By the pricking of my thumbs ...

Something graphic this way comes.



The Guardian has a story about the graphic novel version of Macbeth here. (Noted at Bookninja). The article notes some interesting ways in which the two forms are suited:

What we have come to call the soliloquy is put to memorable, disturbing use in Macbeth, where the villainous protagonist is given some of the greatest exploratory verse in the English language. Most of Macbeth's great speeches are said to no one but himself.
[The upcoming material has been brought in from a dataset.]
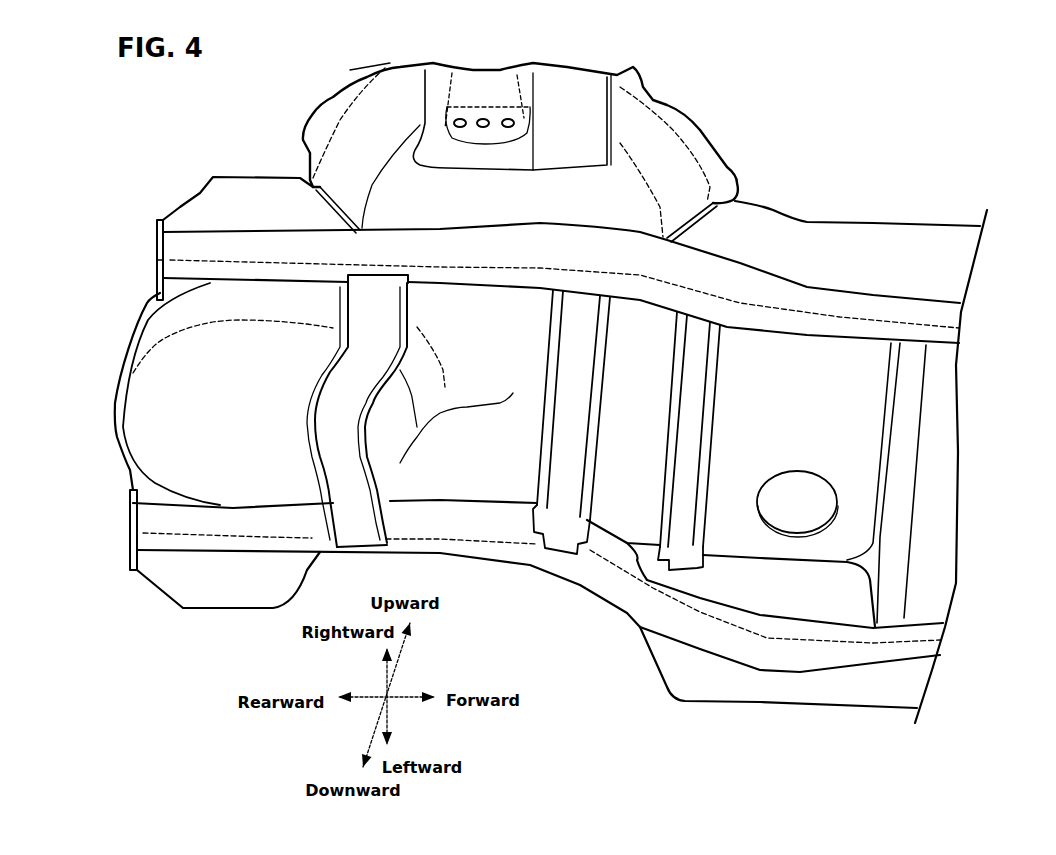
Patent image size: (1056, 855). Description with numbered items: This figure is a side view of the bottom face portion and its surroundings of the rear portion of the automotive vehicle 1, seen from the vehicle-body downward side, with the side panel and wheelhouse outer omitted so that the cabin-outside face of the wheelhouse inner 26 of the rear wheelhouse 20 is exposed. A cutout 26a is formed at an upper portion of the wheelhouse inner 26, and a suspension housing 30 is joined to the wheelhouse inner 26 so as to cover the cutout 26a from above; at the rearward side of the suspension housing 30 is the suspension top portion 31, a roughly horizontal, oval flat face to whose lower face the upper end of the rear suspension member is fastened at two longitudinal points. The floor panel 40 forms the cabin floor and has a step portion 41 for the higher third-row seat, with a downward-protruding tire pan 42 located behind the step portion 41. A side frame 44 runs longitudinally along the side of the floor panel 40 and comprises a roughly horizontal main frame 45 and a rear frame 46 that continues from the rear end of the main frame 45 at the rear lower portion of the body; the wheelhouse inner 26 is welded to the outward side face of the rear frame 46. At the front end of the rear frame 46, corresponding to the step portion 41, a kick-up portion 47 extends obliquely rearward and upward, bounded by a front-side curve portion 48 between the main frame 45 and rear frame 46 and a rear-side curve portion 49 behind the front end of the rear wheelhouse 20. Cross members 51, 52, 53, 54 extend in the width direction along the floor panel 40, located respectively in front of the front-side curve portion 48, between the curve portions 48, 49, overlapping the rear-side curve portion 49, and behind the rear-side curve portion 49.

Here, they appropriately inhabit those thought bubbles that fans of tormented superheroes such as Spider-Man are used to.


This edition comes to us from Classical Comics (an oxymoron if there ever was one), but there were already graphic versions of some of Shakespeare's plays - for example King Lear through the Graphic Shakespeare Library and Hamlet through the Manga Shakespeare Library.



~~more~~

Have just heard from Karen Wenborn at Classical Comics and she seems lovely. Now I feel all bad about my snotty attitude - I blame my mother for bringing me up on real books and even taking me to see Albert Finney do Macbeth on the London stage when I was an insufferable teenager.
But as the mother of two boys I have to say, these Classical Comics look like a good bet. I see they've even got an edition of Frankenstein in the works. Wicked.